Antibacterial drugs

The drug should not be used alone for empiric therapy in seriously ill patients if there is a possibility that the infection may be caused by gram-positive bacteria or if a mixed aerobic-anaerobic bacterial infection is suspected. In such infections, another anti-infective agent effective against the suspected, potentially aztreonam-resistant organism should initially be used concomitantly. Aztreonam has been used safely and effectively in conjunction with an aminoglycoside, clindamycin, erythromycin, metronidazole, a penicillin, or vancomycin.

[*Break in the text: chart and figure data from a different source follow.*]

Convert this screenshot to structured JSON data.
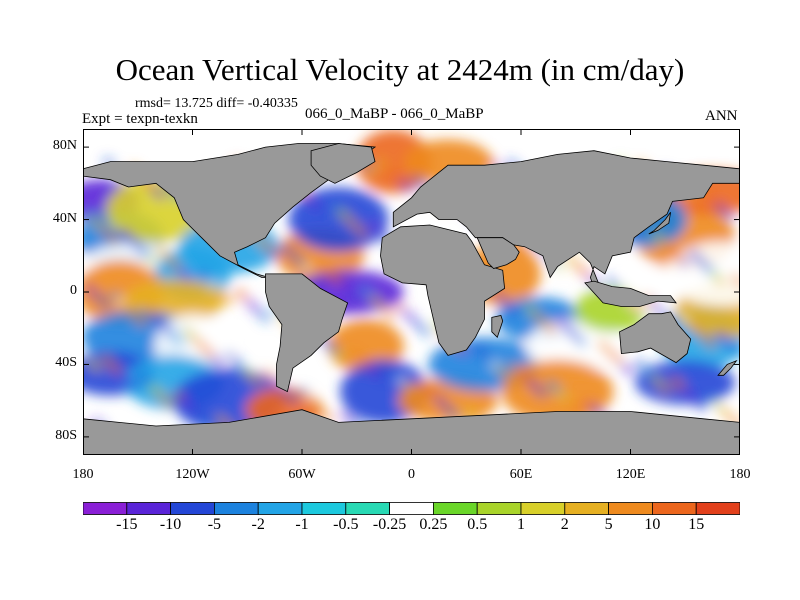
{
  "title": "Ocean Vertical Velocity at 2424m (in cm/day)",
  "stats": "rmsd= 13.725 diff= -0.40335",
  "expt": "Expt = texpn-texkn",
  "center_label": "066_0_MaBP - 066_0_MaBP",
  "season": "ANN",
  "y_ticks": [
    "80N",
    "40N",
    "0",
    "40S",
    "80S"
  ],
  "x_ticks": [
    "180",
    "120W",
    "60W",
    "0",
    "60E",
    "120E",
    "180"
  ],
  "colors": {
    "land": "#999999",
    "nodata": "#ffffff"
  },
  "colorbar": {
    "colors": [
      "#8a1fd6",
      "#5a24d8",
      "#2346d6",
      "#1c82de",
      "#22a4e6",
      "#1cc9de",
      "#28d9b4",
      "#ffffff",
      "#6ad629",
      "#a9d42a",
      "#d8d02a",
      "#e6b022",
      "#ee8a1e",
      "#ec661d",
      "#e2401b"
    ],
    "labels": [
      "-15",
      "-10",
      "-5",
      "-2",
      "-1",
      "-0.5",
      "-0.25",
      "0.25",
      "0.5",
      "1",
      "2",
      "5",
      "10",
      "15"
    ]
  },
  "map_blobs": [
    {
      "lon": -170,
      "lat": 50,
      "v": -12
    },
    {
      "lon": -160,
      "lat": 30,
      "v": -3
    },
    {
      "lon": -140,
      "lat": 45,
      "v": 2
    },
    {
      "lon": -150,
      "lat": 15,
      "v": 0
    },
    {
      "lon": -120,
      "lat": 10,
      "v": -1
    },
    {
      "lon": -160,
      "lat": 0,
      "v": 8
    },
    {
      "lon": -130,
      "lat": -5,
      "v": 5
    },
    {
      "lon": -150,
      "lat": -25,
      "v": -2
    },
    {
      "lon": -120,
      "lat": -30,
      "v": 0
    },
    {
      "lon": -165,
      "lat": -45,
      "v": -8
    },
    {
      "lon": -130,
      "lat": -50,
      "v": -1
    },
    {
      "lon": -100,
      "lat": -60,
      "v": -6
    },
    {
      "lon": -70,
      "lat": -65,
      "v": 12
    },
    {
      "lon": -50,
      "lat": 20,
      "v": 6
    },
    {
      "lon": -40,
      "lat": 40,
      "v": -5
    },
    {
      "lon": -35,
      "lat": 0,
      "v": -10
    },
    {
      "lon": -25,
      "lat": -30,
      "v": 9
    },
    {
      "lon": -15,
      "lat": -55,
      "v": -7
    },
    {
      "lon": 20,
      "lat": -60,
      "v": 10
    },
    {
      "lon": 40,
      "lat": -40,
      "v": -4
    },
    {
      "lon": 50,
      "lat": 10,
      "v": 6
    },
    {
      "lon": 70,
      "lat": -15,
      "v": -3
    },
    {
      "lon": 90,
      "lat": -30,
      "v": 0
    },
    {
      "lon": 80,
      "lat": -55,
      "v": 7
    },
    {
      "lon": 110,
      "lat": -10,
      "v": 1
    },
    {
      "lon": 140,
      "lat": 0,
      "v": 0
    },
    {
      "lon": 150,
      "lat": 30,
      "v": 8
    },
    {
      "lon": 165,
      "lat": 55,
      "v": 12
    },
    {
      "lon": 130,
      "lat": 40,
      "v": -2
    },
    {
      "lon": 160,
      "lat": -25,
      "v": -1
    },
    {
      "lon": 150,
      "lat": -50,
      "v": -9
    },
    {
      "lon": 175,
      "lat": -10,
      "v": 4
    },
    {
      "lon": -10,
      "lat": 72,
      "v": 11
    },
    {
      "lon": 20,
      "lat": 72,
      "v": 6
    },
    {
      "lon": -100,
      "lat": 25,
      "v": -1
    },
    {
      "lon": 170,
      "lat": 10,
      "v": 0
    }
  ],
  "land_polys": [
    {
      "name": "north-america",
      "pts": [
        [
          -180,
          68
        ],
        [
          -165,
          72
        ],
        [
          -140,
          72
        ],
        [
          -120,
          72
        ],
        [
          -95,
          76
        ],
        [
          -80,
          80
        ],
        [
          -62,
          82
        ],
        [
          -40,
          82
        ],
        [
          -20,
          80
        ],
        [
          -40,
          66
        ],
        [
          -55,
          55
        ],
        [
          -65,
          47
        ],
        [
          -75,
          38
        ],
        [
          -80,
          30
        ],
        [
          -90,
          25
        ],
        [
          -97,
          22
        ],
        [
          -95,
          15
        ],
        [
          -85,
          10
        ],
        [
          -78,
          8
        ],
        [
          -82,
          8
        ],
        [
          -92,
          13
        ],
        [
          -105,
          20
        ],
        [
          -115,
          30
        ],
        [
          -125,
          40
        ],
        [
          -130,
          52
        ],
        [
          -140,
          60
        ],
        [
          -155,
          58
        ],
        [
          -165,
          62
        ],
        [
          -180,
          64
        ]
      ]
    },
    {
      "name": "south-america",
      "pts": [
        [
          -80,
          10
        ],
        [
          -60,
          10
        ],
        [
          -50,
          2
        ],
        [
          -35,
          -6
        ],
        [
          -38,
          -15
        ],
        [
          -40,
          -22
        ],
        [
          -48,
          -28
        ],
        [
          -55,
          -35
        ],
        [
          -65,
          -42
        ],
        [
          -68,
          -55
        ],
        [
          -74,
          -52
        ],
        [
          -74,
          -40
        ],
        [
          -72,
          -30
        ],
        [
          -71,
          -18
        ],
        [
          -78,
          -8
        ],
        [
          -80,
          0
        ]
      ]
    },
    {
      "name": "africa",
      "pts": [
        [
          -17,
          20
        ],
        [
          -16,
          30
        ],
        [
          -6,
          36
        ],
        [
          10,
          37
        ],
        [
          30,
          32
        ],
        [
          33,
          28
        ],
        [
          40,
          15
        ],
        [
          50,
          12
        ],
        [
          51,
          2
        ],
        [
          40,
          -5
        ],
        [
          40,
          -15
        ],
        [
          35,
          -25
        ],
        [
          30,
          -32
        ],
        [
          20,
          -35
        ],
        [
          15,
          -28
        ],
        [
          12,
          -15
        ],
        [
          9,
          -2
        ],
        [
          8,
          4
        ],
        [
          -5,
          5
        ],
        [
          -15,
          10
        ]
      ]
    },
    {
      "name": "eurasia",
      "pts": [
        [
          -10,
          36
        ],
        [
          -10,
          44
        ],
        [
          -5,
          48
        ],
        [
          0,
          52
        ],
        [
          5,
          58
        ],
        [
          10,
          62
        ],
        [
          20,
          70
        ],
        [
          40,
          70
        ],
        [
          60,
          72
        ],
        [
          80,
          76
        ],
        [
          100,
          78
        ],
        [
          120,
          74
        ],
        [
          140,
          72
        ],
        [
          160,
          70
        ],
        [
          180,
          68
        ],
        [
          180,
          60
        ],
        [
          165,
          60
        ],
        [
          160,
          52
        ],
        [
          143,
          50
        ],
        [
          140,
          43
        ],
        [
          130,
          36
        ],
        [
          122,
          30
        ],
        [
          120,
          22
        ],
        [
          110,
          20
        ],
        [
          106,
          10
        ],
        [
          100,
          14
        ],
        [
          98,
          8
        ],
        [
          100,
          2
        ],
        [
          104,
          1
        ],
        [
          98,
          16
        ],
        [
          92,
          22
        ],
        [
          80,
          14
        ],
        [
          76,
          8
        ],
        [
          72,
          20
        ],
        [
          62,
          25
        ],
        [
          56,
          26
        ],
        [
          50,
          30
        ],
        [
          48,
          30
        ],
        [
          35,
          30
        ],
        [
          30,
          36
        ],
        [
          25,
          40
        ],
        [
          15,
          40
        ],
        [
          10,
          44
        ],
        [
          3,
          43
        ]
      ]
    },
    {
      "name": "arabia",
      "pts": [
        [
          36,
          30
        ],
        [
          42,
          16
        ],
        [
          45,
          13
        ],
        [
          52,
          15
        ],
        [
          57,
          18
        ],
        [
          59,
          22
        ],
        [
          56,
          26
        ],
        [
          50,
          30
        ],
        [
          48,
          30
        ]
      ]
    },
    {
      "name": "australia",
      "pts": [
        [
          114,
          -22
        ],
        [
          122,
          -18
        ],
        [
          130,
          -12
        ],
        [
          137,
          -12
        ],
        [
          142,
          -11
        ],
        [
          146,
          -18
        ],
        [
          153,
          -26
        ],
        [
          151,
          -34
        ],
        [
          145,
          -39
        ],
        [
          138,
          -35
        ],
        [
          131,
          -31
        ],
        [
          124,
          -33
        ],
        [
          115,
          -34
        ]
      ]
    },
    {
      "name": "antarctica",
      "pts": [
        [
          -180,
          -70
        ],
        [
          -140,
          -74
        ],
        [
          -100,
          -72
        ],
        [
          -60,
          -65
        ],
        [
          -40,
          -72
        ],
        [
          0,
          -70
        ],
        [
          40,
          -68
        ],
        [
          80,
          -66
        ],
        [
          120,
          -66
        ],
        [
          160,
          -70
        ],
        [
          180,
          -72
        ],
        [
          180,
          -90
        ],
        [
          -180,
          -90
        ]
      ]
    },
    {
      "name": "greenland",
      "pts": [
        [
          -55,
          78
        ],
        [
          -40,
          82
        ],
        [
          -22,
          80
        ],
        [
          -20,
          72
        ],
        [
          -30,
          66
        ],
        [
          -42,
          60
        ],
        [
          -50,
          64
        ],
        [
          -55,
          70
        ]
      ]
    },
    {
      "name": "madagascar",
      "pts": [
        [
          44,
          -14
        ],
        [
          49,
          -13
        ],
        [
          50,
          -16
        ],
        [
          47,
          -25
        ],
        [
          44,
          -22
        ]
      ]
    },
    {
      "name": "indonesia",
      "pts": [
        [
          95,
          5
        ],
        [
          105,
          -6
        ],
        [
          115,
          -8
        ],
        [
          125,
          -8
        ],
        [
          135,
          -5
        ],
        [
          145,
          -6
        ],
        [
          142,
          -2
        ],
        [
          130,
          -2
        ],
        [
          120,
          2
        ],
        [
          110,
          3
        ],
        [
          100,
          6
        ]
      ]
    },
    {
      "name": "japan",
      "pts": [
        [
          130,
          32
        ],
        [
          135,
          34
        ],
        [
          141,
          38
        ],
        [
          142,
          44
        ],
        [
          139,
          40
        ],
        [
          133,
          34
        ]
      ]
    },
    {
      "name": "new-zealand",
      "pts": [
        [
          168,
          -46
        ],
        [
          173,
          -40
        ],
        [
          178,
          -38
        ],
        [
          175,
          -42
        ],
        [
          171,
          -46
        ]
      ]
    }
  ]
}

Cefoxitin is used in the treatment of serious infections of the lower respiratory tract, skin and skin structure, bone and joint, and urinary tract; septicemia; gynecologic infections (including endometritis, pelvic cellulitis, and pelvic inflammatory disease); and intra-abdominal infections (including peritonitis and intra-abdominal abscess) caused by susceptible bacteria. Cefoxitin also has been used in the treatment of uncomplicated gonorrhea and is used for perioperative prophylaxis. Prior to and during cefoxitin therapy, the causative organism should be cultured and in vitro susceptibility tests conducted. In serious infections, therapy may be initiated pending results of in vitro tests.

Cefotetan should not be used in the treatment of meningitis or other CNS infections. Prior to initiation of cefotetan therapy, appropriate specimens should be obtained for identification of the causative organism and in vitro susceptibility tests. Cefotetan therapy may be started pending results of susceptibility tests, but should be discontinued if the organism is found to be resistant to the drug.

Imipenem and cilastatin sodium is a fixed combination of imipenem monohydrate (a semisynthetic carbapenem b-lactam antibiotic) and cilastatin sodium, 1, 35 which prevents renal metabolism of imipenem by dehydropeptidase I (DHP I).

Ertapenem is a synthetic carbapenem b-lactam antibiotic that is structurally and pharmacologically related to imipenem and meropenem. Like meropenem but unlike imipenem, ertapenem has a methyl group at position 1 of the 5-membered ring, which confers stability against hydrolysis by dehydropeptidase 1 (DHP 1) present on the brush border of proximal renal tubular cells, and therefore does not require concomitant administration with a DHP-1 inhibitor such as cilastatin. Ertapenem is almost completely absorbed following IM administration, having a mean bioavailability of 90%.

Ceftriaxone is used for the treatment of bone and joint infections, endocarditis, intra-abdominal infections, meningitis and other CNS infections, otitis media, respiratory tract infections,septicemia, skin and skin structure infections, and urinary tract infections caused by susceptible bacteria.

Ceftizoxime is used for the treatment of bone and joint infections, intra-abdominal infections, meningitis, lower respiratory tract infections, septicemia, skin and skin structure infections, and urinary tract infections caused by susceptible bacteria. The drug also is used for the treatment of gonorrhea and pelvic inflammatory disease.

Ceftibuten is used orally for the treatment of mild to moderate respiratory tract infections (i.e., acute exacerbations of chronic bronchitis) caused by susceptible bacteria. The drug also is used orally for the treatment of acute otitis media caused by susceptible bacteria and pharyngitis and tonsillitis caused by Streptococcus pyogenes (group A b-hemolytic streptococci). Oral ceftibuten is used for the treatment of acute exacerbations of chronic bronchitis caused by susceptible Streptococcus pneumoniae (penicillin-susceptible strains only), Haemophilus influenzae (including b-lactamase-producing strains), or Moraxella (formerly Branhamella) catarrhalis (including b-lactamase-producing strains.

Like other parenteral third generation cephalosporins (cefoperazone, cefotaxime, ceftizoxime, ceftriaxone), ceftazidime is less active than first and second generation cephalosporins against some gram-positive bacteria (e.g., staphylococci) and generally should not be used in the treatment of infections caused by these organisms when a penicillin or first or second generation cephalosporin could be used.

Prior to initiation of cefotaxime therapy, appropriate specimens should be obtained for identification of the causative organism and in vitro susceptibility tests. If cefotaxime therapy is started pending results of susceptibility tests, it should be discontinued if the causative organism is found to be resistant to the drug. Cefotaxime generally should not be used in the treatment of infections caused by gram-positive bacteria when a penicillin or a first generation cephalosporin could be used. Although cefotaxime has been effective in the treatment of cellulitis, wound infections, septicemia, and lower respiratory tract infections caused by susceptible staphylococci or streptococci, treatment failures have been reported when the drug was used in the treatment of osteomyelitis caused by S. aureus.